Maskapai yang didirikan pada awal 1990-an awalnya berfokus pada layanan charter sebelum beralih ke penerbangan komersial pada pertengahan dekade itu. Selama 30 tahun beroperasi, perusahaan berhasil memperluas jaringan ke lebih dari 40 destinasi, mencakup kota-kota utama di Indonesia serta beberapa tujuan internasional di Asia Tenggara. Dengan armada yang pernah mencapai 25 pesawat jenis narrow‑body dan regional, maskapai ini menjadi pilihan populer di kalangan pelancong bisnis dan wisatawan domestik.
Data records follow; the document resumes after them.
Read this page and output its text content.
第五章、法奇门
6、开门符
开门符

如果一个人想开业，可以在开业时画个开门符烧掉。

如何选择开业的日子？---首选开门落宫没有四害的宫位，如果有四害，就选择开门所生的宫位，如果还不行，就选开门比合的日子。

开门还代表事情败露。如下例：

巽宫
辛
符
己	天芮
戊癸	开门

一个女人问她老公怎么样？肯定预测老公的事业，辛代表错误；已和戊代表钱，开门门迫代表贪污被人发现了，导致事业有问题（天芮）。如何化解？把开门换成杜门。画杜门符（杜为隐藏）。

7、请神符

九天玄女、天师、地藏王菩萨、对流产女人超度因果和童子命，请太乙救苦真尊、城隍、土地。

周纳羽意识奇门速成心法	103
Berbagai faktor konvergen berperan dalam kejatuhan perusahaan ini. Kenaikan harga bahan bakar secara signifikan meningkatkan biaya operasional, sementara pandemi COVID‑19 menggerogoti pendapatan dengan menurunkan permintaan penumpang hingga hampir nol selama lebih dari satu tahun. Di samping itu, persaingan ketat dari maskapai bertarif rendah yang menawarkan harga lebih kompetitif serta masalah internal seperti manajemen keuangan yang lemah memperparah situasi. Akhirnya, otoritas penerbangan menolak perpanjangan izin operasional karena tidak terpenuhinya standar keselamatan dan keuangan yang ditetapkan.
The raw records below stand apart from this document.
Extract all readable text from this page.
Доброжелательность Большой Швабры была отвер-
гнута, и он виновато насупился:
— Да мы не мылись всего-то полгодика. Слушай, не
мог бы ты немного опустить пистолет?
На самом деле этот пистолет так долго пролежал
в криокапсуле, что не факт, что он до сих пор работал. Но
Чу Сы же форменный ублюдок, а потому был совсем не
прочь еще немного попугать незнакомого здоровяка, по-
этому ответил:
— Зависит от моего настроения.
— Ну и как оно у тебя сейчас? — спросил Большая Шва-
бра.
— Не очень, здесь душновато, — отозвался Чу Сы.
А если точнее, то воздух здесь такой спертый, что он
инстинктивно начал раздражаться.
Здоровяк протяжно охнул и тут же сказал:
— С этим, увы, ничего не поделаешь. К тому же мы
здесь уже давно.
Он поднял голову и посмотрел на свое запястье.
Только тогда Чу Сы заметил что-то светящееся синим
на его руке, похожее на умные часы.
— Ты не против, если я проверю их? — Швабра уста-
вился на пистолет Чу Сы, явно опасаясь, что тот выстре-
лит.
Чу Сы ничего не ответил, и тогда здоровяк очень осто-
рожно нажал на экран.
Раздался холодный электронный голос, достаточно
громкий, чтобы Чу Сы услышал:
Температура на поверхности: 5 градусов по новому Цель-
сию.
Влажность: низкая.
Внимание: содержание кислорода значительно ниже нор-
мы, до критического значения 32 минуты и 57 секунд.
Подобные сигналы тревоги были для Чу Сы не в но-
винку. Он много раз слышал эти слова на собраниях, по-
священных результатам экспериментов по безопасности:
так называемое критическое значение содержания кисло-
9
Dampak penutupan ini dirasakan luas. Lebih dari 1.200 karyawan langsung kehilangan pekerjaan, sementara ribuan pekerja kontrak dan mitra bisnis, termasuk penyedia layanan darat, catering, dan penyedia bahan bakar, juga terancam. Penumpang yang telah memesan tiket menghadapi kebingungan dan kerugian finansial, meskipun sebagian besar tiket telah dijadwalkan ulang atau dikembalikan oleh agen perjalanan. Secara makro, sektor penerbangan Indonesia kehilangan salah satu pemain kunci yang berkontribusi pada konektivitas wilayah, terutama di daerah terpencil yang bergantung pada layanan maskapai tersebut.
Pemerintah dan regulator penerbangan berjanji akan mengawasi proses likuidasi dengan transparan. Kementerian Perhubungan menyatakan akan memfasilitasi penempatan kembali tenaga kerja melalui program pelatihan ulang dan membantu kreditor dalam proses penyelesaian utang. Sementara itu, otoritas penerbangan berencana melakukan audit menyeluruh terhadap prosedur perizinan untuk mencegah kasus serupa terulang di masa depan.
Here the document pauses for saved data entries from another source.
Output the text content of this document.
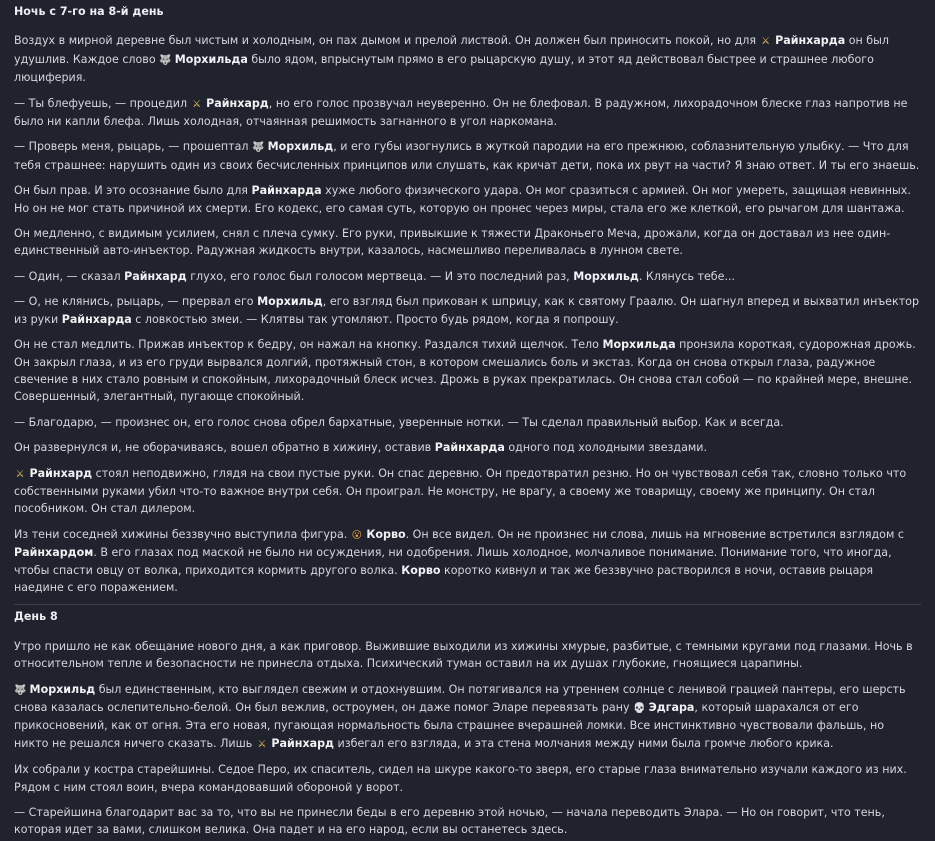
Ночь с 7-го на 8-й день

Воздух в мирной деревне был чистым и холодным, он пах дымом и прелой листвой. Он должен был приносить покой, но для ⚔ Райнхарда он был удушлив. Каждое слово 🐺 Морхильда было ядом, впрыснутым прямо в его рыцарскую душу, и этот яд действовал быстрее и страшнее любого люциферия.

— Ты блефуешь, — процедил ⚔ Райнхард, но его голос прозвучал неуверенно. Он не блефовал. В радужном, лихорадочном блеске глаз напротив не было ни капли блефа. Лишь холодная, отчаянная решимость загнанного в угол наркомана.

— Проверь меня, рыцарь, — прошептал 🐺 Морхильд, и его губы изогнулись в жуткой пародии на его прежнюю, соблазнительную улыбку. — Что для тебя страшнее: нарушить один из своих бесчисленных принципов или слушать, как кричат дети, пока их рвут на части? Я знаю ответ. И ты его знаешь.

Он был прав. И это осознание было для Райнхарда хуже любого физического удара. Он мог сразиться с армией. Он мог умереть, защищая невинных. Но он не мог стать причиной их смерти. Его кодекс, его самая суть, которую он пронес через миры, стала его же клеткой, его рычагом для шантажа.

Он медленно, с видимым усилием, снял с плеча сумку. Его руки, привыкшие к тяжести Драконьего Меча, дрожали, когда он доставал из нее один-единственный авто-инъектор. Радужная жидкость внутри, казалось, насмешливо переливалась в лунном свете.

— Один, — сказал Райнхард глухо, его голос был голосом мертвеца. — И это последний раз, Морхильд. Клянусь тебе...

— О, не клянись, рыцарь, — прервал его Морхильд, его взгляд был прикован к шприцу, как к святому Граалю. Он шагнул вперед и выхватил инъектор из руки Райнхарда с ловкостью змеи. — Клятвы так утомляют. Просто будь рядом, когда я попрошу.

Он не стал медлить. Прижав инъектор к бедру, он нажал на кнопку. Раздался тихий щелчок. Тело Морхильда пронзила короткая, судорожная дрожь. Он закрыл глаза, и из его груди вырвался долгий, протяжный стон, в котором смешались боль и экстаз. Когда он снова открыл глаза, радужное свечение в них стало ровным и спокойным, лихорадочный блеск исчез. Дрожь в руках прекратилась. Он снова стал собой — по крайней мере, внешне. Совершенный, элегантный, пугающе спокойный.

— Благодарю, — произнес он, его голос снова обрел бархатные, уверенные нотки. — Ты сделал правильный выбор. Как и всегда.

Он развернулся и, не оборачиваясь, вошел обратно в хижину, оставив Райнхарда одного под холодными звездами.

⚔ Райнхард стоял неподвижно, глядя на свои пустые руки. Он спас деревню. Он предотвратил резню. Но он чувствовал себя так, словно только что собственными руками убил что-то важное внутри себя. Он проиграл. Не монстру, не врагу, а своему же товарищу, своему же принципу. Он стал пособником. Он стал дилером.

Из тени соседней хижины беззвучно выступила фигура. 😮 Корво. Он все видел. Он не произнес ни слова, лишь на мгновение встретился взглядом с Райнхардом. В его глазах под маской не было ни осуждения, ни одобрения. Лишь холодное, молчаливое понимание. Понимание того, что иногда, чтобы спасти овцу от волка, приходится кормить другого волка. Корво коротко кивнул и так же беззвучно растворился в ночи, оставив рыцаря наедине с его поражением.

День 8

Утро пришло не как обещание нового дня, а как приговор. Выжившие выходили из хижины хмурые, разбитые, с темными кругами под глазами. Ночь в относительном тепле и безопасности не принесла отдыха. Психический туман оставил на их душах глубокие, гноящиеся царапины.

🐺 Морхильд был единственным, кто выглядел свежим и отдохнувшим. Он потягивался на утреннем солнце с ленивой грацией пантеры, его шерсть снова казалась ослепительно-белой. Он был вежлив, остроумен, он даже помог Эларе перевязать рану 💀 Эдгара, который шарахался от его прикосновений, как от огня. Эта его новая, пугающая нормальность была страшнее вчерашней ломки. Все инстинктивно чувствовали фальшь, но никто не решался ничего сказать. Лишь ⚔ Райнхард избегал его взгляда, и эта стена молчания между ними была громче любого крика.

Их собрали у костра старейшины. Седое Перо, их спаситель, сидел на шкуре какого-то зверя, его старые глаза внимательно изучали каждого из них. Рядом с ним стоял воин, вчера командовавший обороной у ворот.

— Старейшина благодарит вас за то, что вы не принесли беды в его деревню этой ночью, — начала переводить Элара. — Но он говорит, что тень, которая идет за вами, слишком велика. Она падет и на его народ, если вы останетесь здесь.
Kasus kebangkrutan ini tidak berdiri sendiri. Selama dua tahun terakhir, beberapa maskapai lain di Indonesia juga gulung tikar, mencerminkan tekanan struktural yang melanda industri penerbangan global. Kenaikan biaya operasional, fluktuasi nilai tukar rupiah, serta kebijakan pajak yang berubah-ubah menambah beban keuangan perusahaan penerbangan. Para analis memperkirakan bahwa hanya maskapai dengan struktur biaya yang fleksibel, dukungan modal kuat, dan strategi digital yang adaptif yang akan mampu bertahan dalam jangka panjang.
Kesimpulannya, penutupan maskapai berusia 30 tahun ini menegaskan betapa pentingnya manajemen keuangan yang sehat, kepatuhan regulasi yang ketat, dan kemampuan beradaptasi terhadap perubahan pasar bagi keberlangsungan bisnis penerbangan. Bagi pemerintah, peristiwa ini menjadi panggilan untuk memperkuat kerangka regulasi dan memberikan dukungan yang tepat kepada industri yang krusial bagi mobilitas nasional. Bagi tenaga kerja dan konsumen, tantangan baru muncul dalam mencari alternatif transportasi yang handal dan terjangkau.